Amigos que honran

La próxima ve que me detenga en la casa de la Aguada, que de seguro habrá una próxima vez, no será solo el sitio donde observo con calma el pico majestuoso del Turquíno anticipándole el reencuentro. Desde esta vez ese será, para siempre, el lugar en que Pedrito me presentó a Rubiel y bastaron tres o cuatro frases, para ser miembro de la expedición más interesante en la que me haya enrolado antes.

Estos muchachos y muchachas son un mundo que crece, con las señas de los tiempos, llevan el empuje de lo inevitable y vienen de los espacios de creación, como de los espacios de la vida. Son en su mayoría tan jóvenes que me da vergüenza pararme a su lado, a pesar de ello, o gracias a ello, cada uno ya tiene una pequeña obra con la que engrandecer la cultura artística de la Asociación Hermanos Saíz (AHS) a la que pertenecen, y bajo cuya bandera suben cada trece de agosto hasta lo alto del Turquino, urgidos por la martiana condición de que honrar honra.

Yo había decidido ser este verano un caminante solitario -hasta donde se puede ir en solitario, sin la compañía ruidosa de tus fantasmas- los vi aparecer, por la vereda que viene del firme norte y comienza en el Alto del Naranjo.

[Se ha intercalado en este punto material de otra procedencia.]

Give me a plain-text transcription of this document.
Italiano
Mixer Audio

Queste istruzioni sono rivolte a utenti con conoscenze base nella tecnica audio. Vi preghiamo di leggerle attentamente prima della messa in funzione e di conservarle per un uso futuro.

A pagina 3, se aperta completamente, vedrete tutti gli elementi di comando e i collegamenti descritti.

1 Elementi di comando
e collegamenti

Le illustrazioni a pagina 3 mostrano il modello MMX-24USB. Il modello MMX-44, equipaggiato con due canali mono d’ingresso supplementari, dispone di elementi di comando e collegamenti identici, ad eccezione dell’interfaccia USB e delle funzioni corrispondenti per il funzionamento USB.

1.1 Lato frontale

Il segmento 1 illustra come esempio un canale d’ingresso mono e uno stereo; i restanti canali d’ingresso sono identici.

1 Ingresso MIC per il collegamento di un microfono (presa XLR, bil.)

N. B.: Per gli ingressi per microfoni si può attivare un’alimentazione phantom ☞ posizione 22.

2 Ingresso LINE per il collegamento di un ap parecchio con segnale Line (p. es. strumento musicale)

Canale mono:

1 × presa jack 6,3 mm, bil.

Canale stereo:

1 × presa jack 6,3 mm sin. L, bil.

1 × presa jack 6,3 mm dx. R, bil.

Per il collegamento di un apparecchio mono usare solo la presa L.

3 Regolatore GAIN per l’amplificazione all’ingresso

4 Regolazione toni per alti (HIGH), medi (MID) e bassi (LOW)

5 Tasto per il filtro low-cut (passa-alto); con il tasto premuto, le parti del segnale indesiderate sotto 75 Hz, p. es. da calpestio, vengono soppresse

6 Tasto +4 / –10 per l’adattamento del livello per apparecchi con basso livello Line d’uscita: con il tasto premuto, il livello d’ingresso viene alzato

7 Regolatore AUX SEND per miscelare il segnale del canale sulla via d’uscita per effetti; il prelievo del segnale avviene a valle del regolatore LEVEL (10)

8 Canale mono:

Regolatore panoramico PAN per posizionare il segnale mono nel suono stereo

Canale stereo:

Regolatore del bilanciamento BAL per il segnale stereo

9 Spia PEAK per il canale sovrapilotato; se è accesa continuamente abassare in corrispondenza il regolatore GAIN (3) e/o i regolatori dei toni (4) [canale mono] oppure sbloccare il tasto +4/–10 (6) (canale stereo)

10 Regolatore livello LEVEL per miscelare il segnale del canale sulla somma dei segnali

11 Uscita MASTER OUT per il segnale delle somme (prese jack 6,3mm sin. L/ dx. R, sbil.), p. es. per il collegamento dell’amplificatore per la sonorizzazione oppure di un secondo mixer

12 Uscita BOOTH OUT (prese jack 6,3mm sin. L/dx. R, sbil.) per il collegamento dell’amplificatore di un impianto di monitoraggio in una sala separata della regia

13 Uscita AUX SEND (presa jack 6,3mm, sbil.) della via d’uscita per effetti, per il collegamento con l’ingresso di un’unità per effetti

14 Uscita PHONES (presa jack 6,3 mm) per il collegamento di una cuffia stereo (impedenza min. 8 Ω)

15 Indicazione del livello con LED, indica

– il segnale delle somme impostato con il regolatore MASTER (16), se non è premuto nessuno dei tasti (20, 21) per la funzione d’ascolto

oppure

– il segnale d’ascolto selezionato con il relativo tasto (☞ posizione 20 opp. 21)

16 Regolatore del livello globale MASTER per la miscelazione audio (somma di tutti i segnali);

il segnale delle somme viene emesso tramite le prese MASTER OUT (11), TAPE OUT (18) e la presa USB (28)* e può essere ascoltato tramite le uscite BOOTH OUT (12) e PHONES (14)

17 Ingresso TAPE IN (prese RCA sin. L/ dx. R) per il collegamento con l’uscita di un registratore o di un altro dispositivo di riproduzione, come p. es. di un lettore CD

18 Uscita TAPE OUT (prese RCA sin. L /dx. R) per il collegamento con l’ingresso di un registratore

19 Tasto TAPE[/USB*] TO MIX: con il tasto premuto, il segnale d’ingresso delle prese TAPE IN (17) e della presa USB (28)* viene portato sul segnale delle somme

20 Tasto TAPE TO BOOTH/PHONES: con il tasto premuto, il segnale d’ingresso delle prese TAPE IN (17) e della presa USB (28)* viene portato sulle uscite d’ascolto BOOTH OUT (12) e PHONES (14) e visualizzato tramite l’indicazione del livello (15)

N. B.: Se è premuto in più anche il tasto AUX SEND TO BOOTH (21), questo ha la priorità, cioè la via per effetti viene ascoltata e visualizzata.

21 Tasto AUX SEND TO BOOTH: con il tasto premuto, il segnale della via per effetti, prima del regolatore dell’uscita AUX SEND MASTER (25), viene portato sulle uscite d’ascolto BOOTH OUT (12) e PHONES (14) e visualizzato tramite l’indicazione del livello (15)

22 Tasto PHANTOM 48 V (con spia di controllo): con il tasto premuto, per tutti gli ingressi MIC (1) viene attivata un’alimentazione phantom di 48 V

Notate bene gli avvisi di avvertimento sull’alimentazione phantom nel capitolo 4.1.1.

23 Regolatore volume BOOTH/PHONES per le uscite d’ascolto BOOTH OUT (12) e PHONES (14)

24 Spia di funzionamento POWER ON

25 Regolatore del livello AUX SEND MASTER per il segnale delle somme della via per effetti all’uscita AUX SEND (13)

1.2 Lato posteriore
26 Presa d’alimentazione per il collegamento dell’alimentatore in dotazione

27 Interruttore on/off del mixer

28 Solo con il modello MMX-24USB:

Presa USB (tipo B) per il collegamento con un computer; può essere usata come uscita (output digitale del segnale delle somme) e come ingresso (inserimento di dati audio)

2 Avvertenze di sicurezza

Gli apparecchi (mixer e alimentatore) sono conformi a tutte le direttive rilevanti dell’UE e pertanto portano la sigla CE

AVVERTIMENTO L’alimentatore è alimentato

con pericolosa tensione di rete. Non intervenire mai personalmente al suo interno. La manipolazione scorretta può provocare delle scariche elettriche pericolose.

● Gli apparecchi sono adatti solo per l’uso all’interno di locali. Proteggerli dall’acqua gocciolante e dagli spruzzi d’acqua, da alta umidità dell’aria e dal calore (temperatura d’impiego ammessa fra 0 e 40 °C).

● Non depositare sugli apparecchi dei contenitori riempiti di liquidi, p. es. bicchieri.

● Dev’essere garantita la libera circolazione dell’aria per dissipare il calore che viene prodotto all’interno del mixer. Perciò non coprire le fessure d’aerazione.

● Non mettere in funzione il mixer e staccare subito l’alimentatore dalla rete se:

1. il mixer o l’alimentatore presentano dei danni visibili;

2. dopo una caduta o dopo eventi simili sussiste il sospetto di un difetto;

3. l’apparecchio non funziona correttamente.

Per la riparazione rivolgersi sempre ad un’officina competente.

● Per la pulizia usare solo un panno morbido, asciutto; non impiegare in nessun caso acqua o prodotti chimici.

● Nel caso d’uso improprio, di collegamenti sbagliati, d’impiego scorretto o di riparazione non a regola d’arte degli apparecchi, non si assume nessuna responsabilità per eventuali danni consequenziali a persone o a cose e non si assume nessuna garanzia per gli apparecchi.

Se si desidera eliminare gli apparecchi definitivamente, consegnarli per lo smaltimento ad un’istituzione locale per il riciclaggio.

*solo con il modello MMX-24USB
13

Supe que se trataba de la expedición anual de la AHS, y que en la tropa venían dos paisanos. Pedro creador audiovisual de Nuevitas, joven trabajador e inteligente; y el viejo Labrada, el mismo de los 90, mis años de la juventud, cuando la Asociación y lo mejor de la cultura cubana, hacían del arte, una contribución a la urgencia de no perdernos, en las marismas de miseria del período especial, ahí estaba Labrada lampiño, todavía sin canas y pasando por joven sin demasiado esfuerzo.

Ya siendo el caminante 33 de la expedición, número de muchas cábalas, me dedique a observar los juegos y honduras de esa tropa que me había acogido, para compartir sus rutas, su transporte y su rancho. No me costó mucho trabajo descubrir, por evidente, la capacidad organizadora de Rafael el vice, la eficiencia y simpatía de su esposa. El carisma de Aldo el secretario, eficaz en el arte de ganar amigos, sean intelectuales o rudos cadetes de cultura castrense, y el liderazgo probado y honrado de Rubiel, el presidente, un guantanamero -como todo buen guantanamero vive en la Habana- con él, la organización cuenta con un guía, de esos guías que tanta falta nos hace multiplicar en los tiempos nublados de hoy, para despejar las dudas, esclarecer las confusiones, unir en la confianza a los jóvenes.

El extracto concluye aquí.